Fuente original: http://www.pagina12.com.ar/diario/dialogos/21-311947-2016-10-17.html

miércoles, 24 de junio de 2015

El regreso del activismo militante

Pepe Gutiérrez-Álvarez

A lo largo de los años ochenta del pasado siglo, la militancia que había dado al traste con el continuismo franquista entró aclaradamente en decadencia, tirando por tierra la base social de cualquier cambio. Durante décadas, las diversas derechas pudieron llevar a cabo sus planes, logrando en la economía lo que el franquismo no había logrado. Este panorama está cambiando en los últimos tiempos. Desde las estancias gubernamentales y afines, los militantes comenzaron a ser descritos como resistencialistas, como un personal que persistían en viejas batallas ya superadas: no era lo mismo –se decía- hacerlo contra la dictadura que hacerlo con una democracia que estaba dando tan buena vida al país. En un principio la crítica era por lo general benevolente, luego ya se hablaba de “grupos sectarios”…

La situación ha cambiado en los últimos tiempos, ahora la tendencia era descalificar por completo a todas aquellas personas que se dedican a la política responde a variados motivos, tal como expresaba el profesor Manuel Cruz (1), que lamentaba los efectos de la corrupción a la que añadía otro motivo la imagen de profesionalización en el peor sentido de la palabra que transmitían las trayectorias de muchos responsables políticos. Una imagen que el autor sitúa al margen de factores tan drásticos como la de la polarización de la riqueza a favor de los más ricos, de los que en la situación anterior estaban ganando la lucha de clases, el segundo factor, tal como lo expresa Naomi Klein, es lo que lo cambia todo. Nunca en la historia el atraso de la conciencia en relación a las necesidades humanas ha sido tan abismal, la mayor derrota cultural de la izquierda desde 1789 llegó justo en el momento en que la mancipación resultaba más necesaria y posible que nunca.
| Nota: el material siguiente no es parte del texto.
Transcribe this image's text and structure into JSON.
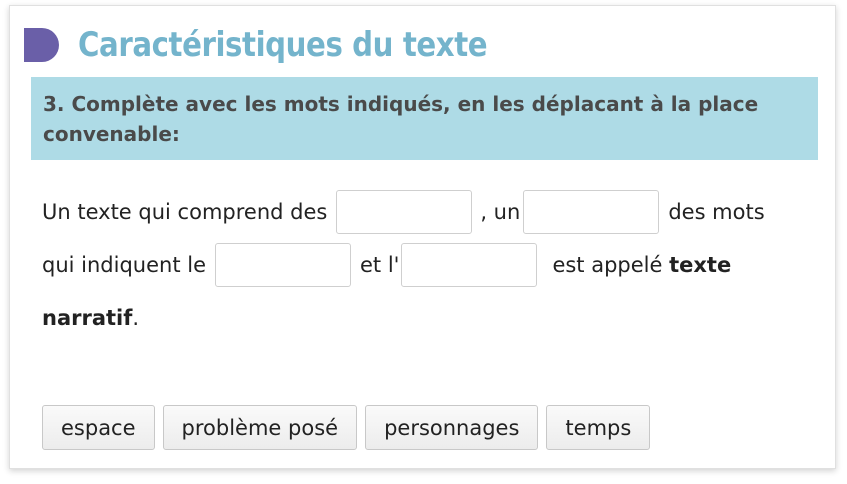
{
  "header": {
    "title": "Caractéristiques du texte"
  },
  "instruction": "3. Complète avec les mots indiqués, en les déplacant à la place convenable:",
  "exercise": {
    "line1_part1": "Un texte qui comprend des",
    "line1_part2": ", un",
    "line1_part3": "des mots",
    "line2_part1": "qui indiquent le",
    "line2_part2": "et l'",
    "line2_part3": "est appelé",
    "bold_part1": "texte",
    "bold_part2": "narratif",
    "line3_end": "."
  },
  "choices": [
    "espace",
    "problème posé",
    "personnages",
    "temps"
  ],
  "colors": {
    "title": "#74b4cc",
    "icon": "#6a5fa8",
    "instruction_bg": "#aedbe6"
  }
}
Desde la aceptación de la derrota, Cruz que conoció -y olvidó- otras inquietudes (2), pasa a describir el surgimiento de una nueva clase política del 78 como una mera exigencia objetiva sin mayor precisión. Describe un periplo en el que aquel muchacho o muchacha que había iniciado su andadura política en muchos casos sin ni tan siquiera haber finalizado sus estudios universitarios alcanzaba fácilmente la mediana edad sin más experiencia laboral que la que le proporcionaba el recorrido por un rosario de cargos. La cosa se podría resumir de la manera gráfica en que lo hacía, tiempo atrás, un colega de una universidad andaluza: "el presidente de la Diputación fue estudiante mío, y lo dejó para dedicarse a la política cuando estaba en segundo de Geografía e Historia; si su partido perdiera mañana las elecciones, se iba directo a la cola del paro y, con su escasa formación, probablemente solo encontraría trabajo en el sector de la hostelería".

Pero a mí entender, hay algunas cosas más que considerar.
La militancia fue la mayor herencia de las internacionales obreras que entre nosotros había dado lugar a un movimiento obrero que, básicamente, soñaba conectar las reformas democráticas y sociales más básicos para convertir a los trabajadores y trabajadoras en personas con derechos, entre ellos el de poder soñar.

Fue esta militancia la que prosiguió con la resistencia en sus diferentes ramas (a veces enfrentadas), en condiciones francamente terribles, disuasorias. El que daba el paso sabía a lo estaba expuesto. Sin embargo, dicha resistencia fue creciendo hasta hacerse irreversible después de la “revolución de los claveles”, así hasta convertirse en la parte central de la función. La gente ocupó los sindicatos, las asambleas, las entidades vecinales y la calle. Los cines, los teatros, las librerías, se politizaron. Conceptos como obrero, socialismo, marxismo, anarquismo, etc., aparecían por doquier. El sueño oscilaba entre el ideal (el socialismo, democrático por supuesto) con lo posible: una democracia socialmente avanzada. Pero, cuando este movimiento desde abajo en el que emergían hasta las voces más apartadas como la de los jubilados, fue invitado a callar y desalojar las calles, el gran argumento fue que se quería lo mismo que antes, solo que ahora se trataba de hacerlo “por las buenas”, mediante las mayorías legales y la negociación.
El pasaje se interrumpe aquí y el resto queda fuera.